The e-rickshaws plying on campus are designed, manufactured and operated by Transvahan Technologies India Pvt Ltd. The vehicles are battery operated and can be recharged by plugging in to a regular electric point. They seat upto four people and run at slow speeds (roughly around 10-15 km/hr), meant for sustainable, emission-free transport within small areas such as the campus of an institution or tech park, or on the grounds of a hospital.
Each of the three e-rickshaws will run on separate identified routes, roughly every half an hour between 9 am and 6 pm (with a 45-minute lunch break from 1.30 pm to 2.15 pm). The trial service is free.
According to SR Venkatesan, the Managing Director of Transvahan, the vehicles are powered by conventional lead–acid batteries and can run for upto 75 km when fully charged. Currently, lithium ion batteries are not being used in order to keep the cost of the vehicle low for mass transport, he explained.
Ashish Verma, Associate Professor of Transportation Systems Engineering at the Department of Civil Engineering, says that his lab provided input in terms of identifying routes for the vehicles, and is collecting user feedback (which can be entered here) on the trial system, in order to move towards better modes of sustainable transport on campus. His lab is also involved in the vehicle rental company Zoomcar’s initiative PEDL, a smart cycle-sharing service on campus.

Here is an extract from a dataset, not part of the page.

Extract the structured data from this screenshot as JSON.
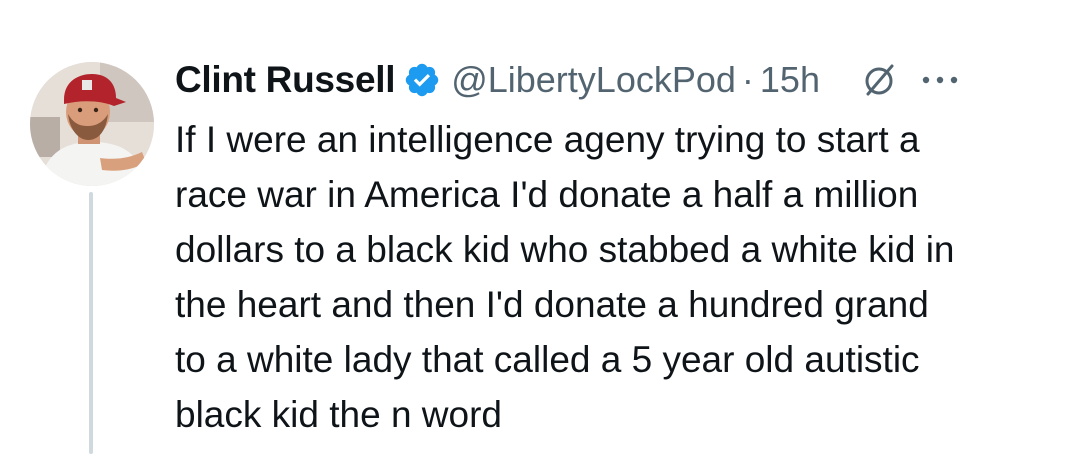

“What I am trying to preach to the city, I want to showcase on our campus,” says Verma. Keeping in mind the large number of visitors likely to visit the Institute on Open Day, Verma says 7 additional e-rickshaws will ply on 10 March, and 25 more PEDL cycles will be in use (currently, there are 125 on campus).
Currently, while the e-rickshaws are a greener alternative to vehicles such as cars that run on fossil fuels, they are not a perfect solution. Lead–acid batteries can be harmful to the environment if the lead components are not properly recycled or disposed of. Verma acknowledges that while emissions from electric vehicles might be low and the vehicles do not require fossil fuels in order to run, producing the electricity required to charge them can still require coal. “It is important to look at the entire life-cycle of vehicles, and ensuring complete sustainability raises unanswered questions that we need to think about carefully,” he said.